The manipulation and abuse is one of trade settlement failures. In the condition of a CD, the lender can sell shares based on future rights and those sales are tagged as Long Trades. Under proposal SHO these would not be accounted for in a failed delivery situation. In addition, and longs who presently hold unsettled shares and elect to sell them will be sold as Long Trades and those again would not be covered under the proposed SEC Rules. Lastly, the improper tagging of a trade (Monthly NASD Enforcement action) where a short is marked as a long would not be covered under this rule until the violation of improper tagging was uncovered.

If the Focus is on fair market settlement laws than we can shut down the "Cheating" the abusers will already have in place to circumvent to laws. If you go to the NASD and/or SEC they will tell you there is no timeframe to trade settlement. The market needs a timeframe on that and all else will fall in place.

NASD Rule 3370 says:

"No member or person associated with a member shall accept a "short" sale order for any customer in any security unless the member...makes an affirmative determination that the member will receive delivery of the security from the customer or that the member can borrow the security on behalf of the customer for delivery by settlement date."

Does the borrowing occur before ...or after the consummation of the sale? Is it the member firm and not the buyer that assumes the default risk?

In the "Wild Wild West" one NASD Regulator put it this last week, we have an "unstable market". I ask....why is that? Do we not have one set of rules that governs our markets? Maybe we need one law ..that has "NO loopholes" so that there IS NO QUESTION as to what should and should not be protected. Is it the fact that no one even has to carry out affirmative shares just "exist" without proof? How many can you produce...Hundreds? Thousands? Millions? Who IS ACCOUNTABLE for those who create counterfeit shares and sell what does NOT exist?

Three to five years of these complaints by the OTCBB/Pink marketplace have fallen on deaf ears. Thousands upon thousands of voices calling out the same fraud scheme is now being admitted to by the SEC. As I was told just last week to file yet another complaint. I could hear that "deaf ear" talking to me on the other end of the phone. My suggestion to Market Regulation/NASD, was that NASD needed to change their policy and begin TALKING to the investor they are to protect, and to ENFORCE what is already in place to protect investors.

No one would stand for buying a house they could never live one would pay for a car they could never drive. Those selling would be prosecuted and thrown in jail by the buyer for failing to deliver what was owed to them. Why is it that brokers and dealers can sell securities that do not exist, pocket the money, and walk away unscathed?
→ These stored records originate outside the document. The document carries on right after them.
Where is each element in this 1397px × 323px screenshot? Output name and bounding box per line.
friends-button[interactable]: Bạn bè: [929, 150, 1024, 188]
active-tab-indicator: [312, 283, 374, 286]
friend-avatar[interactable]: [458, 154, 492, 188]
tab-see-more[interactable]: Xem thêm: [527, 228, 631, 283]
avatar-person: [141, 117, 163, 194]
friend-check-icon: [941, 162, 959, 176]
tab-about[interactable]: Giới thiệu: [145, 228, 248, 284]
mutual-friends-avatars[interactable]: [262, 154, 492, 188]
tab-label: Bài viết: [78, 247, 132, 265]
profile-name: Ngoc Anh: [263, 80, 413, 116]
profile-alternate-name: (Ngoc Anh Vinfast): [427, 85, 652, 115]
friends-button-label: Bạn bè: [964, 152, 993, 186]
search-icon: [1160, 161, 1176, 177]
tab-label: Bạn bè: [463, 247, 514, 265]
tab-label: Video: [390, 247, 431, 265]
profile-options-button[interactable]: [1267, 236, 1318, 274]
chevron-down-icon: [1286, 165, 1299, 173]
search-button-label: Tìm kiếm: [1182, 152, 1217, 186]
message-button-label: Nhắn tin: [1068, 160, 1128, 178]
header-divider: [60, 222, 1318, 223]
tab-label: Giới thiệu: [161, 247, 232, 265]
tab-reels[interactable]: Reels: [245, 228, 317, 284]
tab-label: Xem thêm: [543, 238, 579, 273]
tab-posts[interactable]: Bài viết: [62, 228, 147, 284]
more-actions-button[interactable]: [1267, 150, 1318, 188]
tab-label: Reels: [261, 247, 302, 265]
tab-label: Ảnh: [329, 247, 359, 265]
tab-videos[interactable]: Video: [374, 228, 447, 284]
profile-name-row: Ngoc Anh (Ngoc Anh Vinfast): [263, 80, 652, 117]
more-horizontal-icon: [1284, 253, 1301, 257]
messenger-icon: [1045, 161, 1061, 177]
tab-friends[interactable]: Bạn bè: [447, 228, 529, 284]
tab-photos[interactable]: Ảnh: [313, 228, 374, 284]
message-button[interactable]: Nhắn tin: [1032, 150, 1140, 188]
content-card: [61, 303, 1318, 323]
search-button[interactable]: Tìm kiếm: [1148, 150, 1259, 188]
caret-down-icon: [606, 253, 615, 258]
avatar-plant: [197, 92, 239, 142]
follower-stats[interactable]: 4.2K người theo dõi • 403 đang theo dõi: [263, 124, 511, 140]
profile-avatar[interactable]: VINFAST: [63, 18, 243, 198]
Moreover, why are the Regulators not prosecuted for lack of enforcement? Do they just get to sit at their desks and then collect HUGE yearly salaries and bonuses?

It is time for those who say they regulate, to REGULATE. It is time for those who say they exist to Enforce laws to protect the investor to ENFORCE. What happens in the job force when someone doesn't DO THEIR JOB? They are removed....fired....let go. I see a huge double standard here.

I say it is time to "remove" those not doing their job of protecting investors who have lost billions in this market, and who have obviously been protecting someone OTHER than the investor!